Later on - but there's no fixed timeframe set for it yet - some web 2.0 features should be added aswell, but it's not important now so maybe the new caching system you are working on will be the solution.

You also mentioned Joomla and Drupal in your answer - do you really think that C5 would be at least as stable as those systems?

Thank you very much for your help! :-)
Remo replied on at Permalink Reply
Remo
concrete5 seems to very solid. I've been working with it for a while and even looked at the source code for a while and I'm really happy with the code quality.

I've built a couple of websites with it, a few listed in my profile, a few not listed because I don't like their design and never had a problem I couldn't fix.

There were problems like the lucene problem which drove me crazy because I couldn't find anything that contained non-ascii characters but I was able to fix it..

The basic functionality like showing a page, editing it never caused any troubles and I'm sure it will never do.
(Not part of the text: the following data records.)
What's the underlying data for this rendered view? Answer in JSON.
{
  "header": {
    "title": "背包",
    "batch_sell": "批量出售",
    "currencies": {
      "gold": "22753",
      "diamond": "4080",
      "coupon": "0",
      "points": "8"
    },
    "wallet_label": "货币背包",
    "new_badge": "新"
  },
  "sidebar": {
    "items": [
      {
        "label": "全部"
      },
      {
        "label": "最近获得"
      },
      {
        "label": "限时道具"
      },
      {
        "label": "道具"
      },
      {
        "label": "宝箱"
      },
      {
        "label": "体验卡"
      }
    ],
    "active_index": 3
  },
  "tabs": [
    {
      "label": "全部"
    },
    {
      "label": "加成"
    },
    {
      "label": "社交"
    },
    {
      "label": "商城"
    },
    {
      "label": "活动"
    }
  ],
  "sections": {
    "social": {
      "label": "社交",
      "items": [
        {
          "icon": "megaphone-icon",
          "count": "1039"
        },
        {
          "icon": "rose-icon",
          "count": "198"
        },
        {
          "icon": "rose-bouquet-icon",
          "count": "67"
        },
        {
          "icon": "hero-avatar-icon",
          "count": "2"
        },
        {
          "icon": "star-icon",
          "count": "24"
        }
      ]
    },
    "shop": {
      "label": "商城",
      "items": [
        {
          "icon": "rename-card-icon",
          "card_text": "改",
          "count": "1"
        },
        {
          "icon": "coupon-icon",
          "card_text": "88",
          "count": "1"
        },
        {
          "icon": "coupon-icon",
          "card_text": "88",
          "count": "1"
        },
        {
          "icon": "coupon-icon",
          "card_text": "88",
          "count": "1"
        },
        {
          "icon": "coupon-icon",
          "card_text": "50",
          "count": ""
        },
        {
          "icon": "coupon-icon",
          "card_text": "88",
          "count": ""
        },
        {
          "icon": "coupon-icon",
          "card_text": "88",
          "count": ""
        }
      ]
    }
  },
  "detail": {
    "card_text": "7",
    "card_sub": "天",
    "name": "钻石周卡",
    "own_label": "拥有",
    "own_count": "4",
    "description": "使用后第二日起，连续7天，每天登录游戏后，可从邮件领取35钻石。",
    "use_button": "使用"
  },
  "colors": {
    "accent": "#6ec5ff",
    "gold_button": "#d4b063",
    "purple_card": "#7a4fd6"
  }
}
But I've never built a page where I had 10k users per second. 100 concurrent users maybe, but nothing really big so far..
frz replied on at Permalink Reply
frz
yes. its a good choice.

the worst case scenario you add some reasonably easy hooks to cache the content for a few of the top level pages. That's not a switch to flip (today) and with the most recent caching changes it may not even be that beneficial, but when we've wanted to do that in the past it's only taken a hour or two to implement.
indiqo replied on at Permalink Reply
indiqo
Thank you very much for your replies and sharing your experiences - I myself would prefer using C5 for this project but because it's not my decision I'll just forward your opinions if you don't mind.

However, C5 is a great CMS and more and more clients of mine prefer using it when I recommend it to them fortunately.